WWW Content failure 1x weight estimate

Web admin login fails. expected credentials are `admin` / `admin123`

admin was unable to login

Events

949

Pts per check

1.4

Pts missed

1,318.1

Teams hit

5/13

Authority mappings

Which work roles, knowledge units, and EWU courses this error pattern touches. Hover for context, click to drill in.

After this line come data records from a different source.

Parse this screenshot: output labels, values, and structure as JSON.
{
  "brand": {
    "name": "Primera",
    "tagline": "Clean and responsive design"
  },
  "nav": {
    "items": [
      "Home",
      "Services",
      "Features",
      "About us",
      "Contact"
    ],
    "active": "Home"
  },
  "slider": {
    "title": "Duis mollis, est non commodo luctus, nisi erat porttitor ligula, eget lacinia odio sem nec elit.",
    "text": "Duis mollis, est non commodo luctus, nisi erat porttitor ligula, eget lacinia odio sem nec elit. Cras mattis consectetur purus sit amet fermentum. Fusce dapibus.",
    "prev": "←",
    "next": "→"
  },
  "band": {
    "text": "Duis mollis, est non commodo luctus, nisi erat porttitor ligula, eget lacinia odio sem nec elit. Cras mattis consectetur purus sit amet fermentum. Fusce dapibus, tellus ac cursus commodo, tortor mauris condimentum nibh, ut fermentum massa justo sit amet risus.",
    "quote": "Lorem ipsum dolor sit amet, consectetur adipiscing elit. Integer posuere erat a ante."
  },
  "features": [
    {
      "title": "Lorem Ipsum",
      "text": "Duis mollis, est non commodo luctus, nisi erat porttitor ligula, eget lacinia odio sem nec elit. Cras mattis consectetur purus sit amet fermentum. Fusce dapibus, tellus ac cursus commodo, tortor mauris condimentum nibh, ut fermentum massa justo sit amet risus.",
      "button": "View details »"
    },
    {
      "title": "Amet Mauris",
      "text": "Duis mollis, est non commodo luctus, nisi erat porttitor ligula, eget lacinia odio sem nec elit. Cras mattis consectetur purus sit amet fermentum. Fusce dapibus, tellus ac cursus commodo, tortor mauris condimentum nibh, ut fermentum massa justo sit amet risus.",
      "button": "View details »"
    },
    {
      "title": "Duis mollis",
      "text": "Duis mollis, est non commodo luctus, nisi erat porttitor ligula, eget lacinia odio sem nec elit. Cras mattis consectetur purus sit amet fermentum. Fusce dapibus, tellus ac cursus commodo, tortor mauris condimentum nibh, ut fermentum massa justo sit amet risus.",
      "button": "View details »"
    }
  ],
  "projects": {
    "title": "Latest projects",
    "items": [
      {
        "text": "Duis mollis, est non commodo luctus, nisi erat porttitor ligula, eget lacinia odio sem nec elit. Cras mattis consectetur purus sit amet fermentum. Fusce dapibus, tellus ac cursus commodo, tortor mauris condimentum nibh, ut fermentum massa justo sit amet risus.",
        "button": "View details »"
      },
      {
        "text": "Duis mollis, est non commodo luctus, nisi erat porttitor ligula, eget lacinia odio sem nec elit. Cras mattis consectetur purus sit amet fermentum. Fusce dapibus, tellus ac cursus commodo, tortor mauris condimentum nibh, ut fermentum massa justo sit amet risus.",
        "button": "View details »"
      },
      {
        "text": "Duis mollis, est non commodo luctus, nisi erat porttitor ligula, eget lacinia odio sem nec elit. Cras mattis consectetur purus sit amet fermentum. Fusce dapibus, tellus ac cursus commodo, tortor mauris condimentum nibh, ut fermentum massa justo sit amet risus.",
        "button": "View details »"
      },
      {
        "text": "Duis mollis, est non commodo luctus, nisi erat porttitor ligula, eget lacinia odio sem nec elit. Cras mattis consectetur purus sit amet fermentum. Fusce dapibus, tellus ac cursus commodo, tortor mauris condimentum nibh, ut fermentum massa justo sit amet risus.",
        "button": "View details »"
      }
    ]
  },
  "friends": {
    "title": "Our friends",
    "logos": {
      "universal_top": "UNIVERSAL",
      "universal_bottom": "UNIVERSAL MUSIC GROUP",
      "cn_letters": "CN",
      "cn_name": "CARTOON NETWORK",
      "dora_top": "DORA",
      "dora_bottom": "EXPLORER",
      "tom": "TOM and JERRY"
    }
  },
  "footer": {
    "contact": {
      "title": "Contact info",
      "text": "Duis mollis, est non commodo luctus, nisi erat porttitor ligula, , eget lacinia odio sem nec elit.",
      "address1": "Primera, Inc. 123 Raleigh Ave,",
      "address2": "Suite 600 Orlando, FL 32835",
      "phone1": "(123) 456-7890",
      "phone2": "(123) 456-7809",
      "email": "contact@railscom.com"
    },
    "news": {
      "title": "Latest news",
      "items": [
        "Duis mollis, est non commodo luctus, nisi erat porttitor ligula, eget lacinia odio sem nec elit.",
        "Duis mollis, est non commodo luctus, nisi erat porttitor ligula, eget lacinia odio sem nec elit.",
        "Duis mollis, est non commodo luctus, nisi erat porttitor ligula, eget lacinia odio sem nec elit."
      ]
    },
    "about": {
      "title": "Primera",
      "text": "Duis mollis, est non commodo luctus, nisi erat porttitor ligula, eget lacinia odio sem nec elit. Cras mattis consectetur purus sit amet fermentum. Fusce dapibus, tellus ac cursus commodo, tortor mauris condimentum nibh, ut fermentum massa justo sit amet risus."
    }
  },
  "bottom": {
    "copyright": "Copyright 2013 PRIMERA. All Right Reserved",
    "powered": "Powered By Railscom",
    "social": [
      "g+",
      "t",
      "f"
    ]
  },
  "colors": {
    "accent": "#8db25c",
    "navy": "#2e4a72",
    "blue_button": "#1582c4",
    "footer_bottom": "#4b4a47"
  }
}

DCWF roles: CE-463 Host Analyst CS-622 Secure Software Assessor IT-421 Database Administrator IT-451 System Administrator SE-461 Systems Security Analyst

Knowledge Units: CD-DAT Databases CD-OSA Operating Systems Administration CD-WAS Web Application Security

EWU courses: CSCD212 CSCD380

What the message means

The scoring engine does `POST /login` with username `admin` and password `admin123` on `http://team<N>.ncaecybergames.org/`. The login is being rejected. At the 2026-03-14 regional only 2 of 13 teams got ANY WWW Content uptime. this is a **high-value free-points bug**.

Why the service is down

Web app admin password is something other than `admin123`.
Admin user has been disabled or renamed.
Web app uses a different login endpoint than `/login`.
DocumentRoot is serving a plain static page with no login mechanism.

Commands in order

1. 1. Identify the web app

ls -la /var/www/ ; ls -la /srv/www/ 2>/dev/null

Expect

A directory with PHP/Python/Ruby files

Interpret and next

Empty = Apache is serving the default debian page. You need to deploy the real app.
2. 2. Guess the login endpoint

curl -sI http://localhost/login http://localhost/admin http://localhost/wp-login.php

Expect

Any response other than 404 indicates the login path

Interpret and next

404 on all: check the app's routes file or README.
3. 3a. WordPress? Reset admin password

wp user update admin --user_pass=admin123 --path=/var/www/html --allow-root

Expect

Success: admin password updated

Interpret and next

If wp-cli not installed: `apt install -y wp-cli` or set via mysql directly.
4. 3b. Flat-file PHP? Grep for the password hash

grep -rn -E "password|passwd|admin" /var/www/ 2>/dev/null | head

Expect

Locates config or users file

Interpret and next

Edit the file directly. md5/sha1 hashes can be computed: `echo -n admin123 | md5sum`.
5. 3c. Postgres-backed app?

sudo -u postgres psql -d <webapp_db> -c "UPDATE users SET password_hash = crypt('admin123', gen_salt('bf')) WHERE username='admin';"

Expect

UPDATE 1

Interpret and next

If `crypt` fn missing: `CREATE EXTENSION pgcrypto;` first.
6. 4. Verify admin login works

curl -sd 'username=admin&password=admin123' http://localhost/login -o /dev/null -w '%{http_code}\n'

Expect

200 or 302 (302 = redirect after successful login)

Interpret and next

401/403 = still wrong. Check the app's logs for the actual rejection reason.

Decision tree

Answer each question to route to the right fix.

Q: Is there a web app at /var/www?

Yes:

Q: WordPress/Joomla/etc?

Yes: Use wp-cli or the app's password-reset tool.

No:

Q: Uses a database?

Yes: UPDATE users table to set admin password to admin123 hash.

No: Grep config files for the current password, overwrite.

No: Deploy the competition app or check if it's elsewhere.